Every day I wake up thinking “Surely things can’t get any worse.” But sure enough, every day …

Also on Pied Type: “I might only have one match … “

18 thoughts on “A horrible, no good, very bad Court

    1. Yes, our life’s work as women for women is being swept away. Mostly by men and religious individuals who assume they’ve a right to impose their religion on the rest of us. I doubt I’ll live long enough to see our 50 years of progress restored.

  1. Indeed, the current court seems to believe the Constitution should be a list of “don’ts,” rather than a list of guaranteed rights. It’s a very negative approach but a very religious one (think Moses and his Ten Commandments). It reflects what I think is the most dangerous trend of recent court decisions – the erosion of the separation of church and state.

    1. I couldn’t agree more. It’s that imposition of religion on everyone that upsets and worries me the most. The abandonment of science and fact in favor of religious tenets based only on personal beliefs and/or documents written thousands of years ago is abhorrent, especially when it violates the doctrine of separation of church and state.

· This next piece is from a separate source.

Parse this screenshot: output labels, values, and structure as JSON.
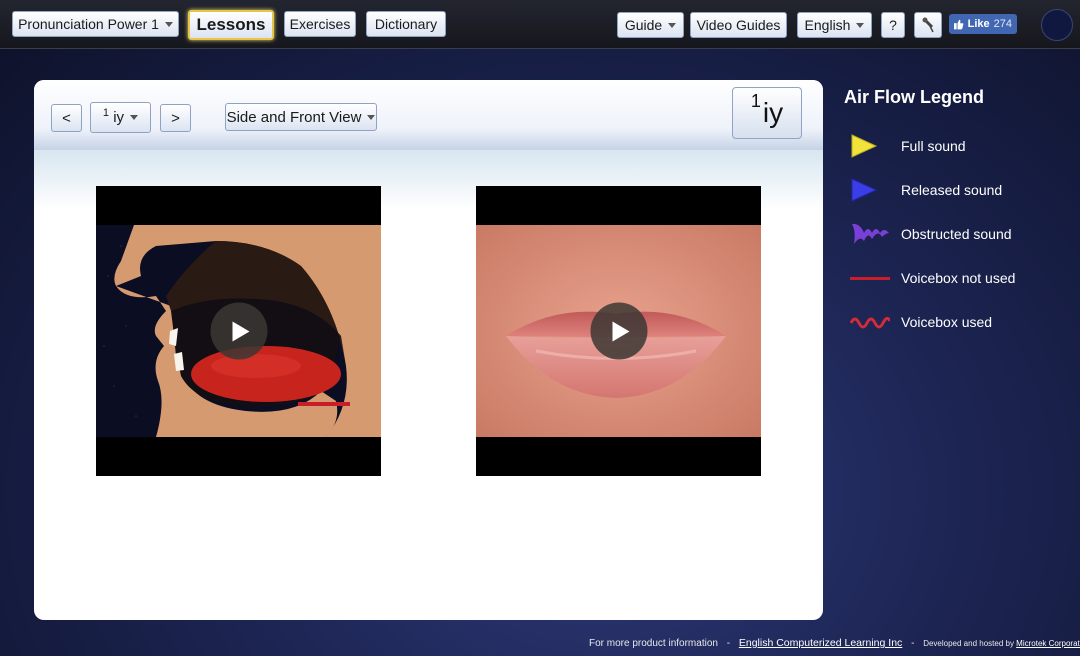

      “Morality is doing what is right regardless of what you are told.
      Religion is doing what you are told regardless of what is right.”
      — H.L. Mencken

    1. I’m quite content to let religious people think and act as they wish (as long as they obey the law) … but I draw the line at their imposing their religious beliefs on anyone else or changing the law in order to do so.

    1. One can be a good Republican without ramming your religion down the throats of others. I don’t know where we go now, without a properly unbiased Supreme Court.

  2. I’m trying to imagine an up side of what appears to have nothing but down sides.

    First of all, the main body of the U.S. Constitution contains a small list of things the government is empowered to do, as well as the method required to do them.  No where in that main body is there any attempt to empower the government with the health or decisions about health for citizens of either sex.

    Then there’s the 10th amendment. It clearly states: “The powers not delegated to the United States by the Constitution, nor prohibited by it to the states, are reserved to the states respectively, or to the people.”

    The upshot of this is that we need to accept responsibility for the dismal state of current affairs and do everything we can to stop it’s continuation.  Up until recently, congress and presidents have delegated authority to regulate so that they would not have to go on record either championing or opposing proposed regulations and penalties for non-compliance. Now the burden is ours to elect people who won’t create or support illegal, unconstitutional bills and powers NOT delegated to the governmental jurisdiction in which they reside.

    Article One, Section One: All legislative powers herein granted shall be vested in a Congress of the United States, which shall consist of a Senate and House of Representatives. Neither the IRS. the EPA nor any other cabinet position or government agency has the power to legislate.  

    I, for one, am going to see if I can get put back on the roll of potential jurors. As one in twelve, I would have more power than any one congressperson or even the president when it comes to overturning bad laws.  If you are’t already familiar with it, everybody needs to research FIJA.

    1. Sorry you got held up for moderation. It happens automatically if you include links.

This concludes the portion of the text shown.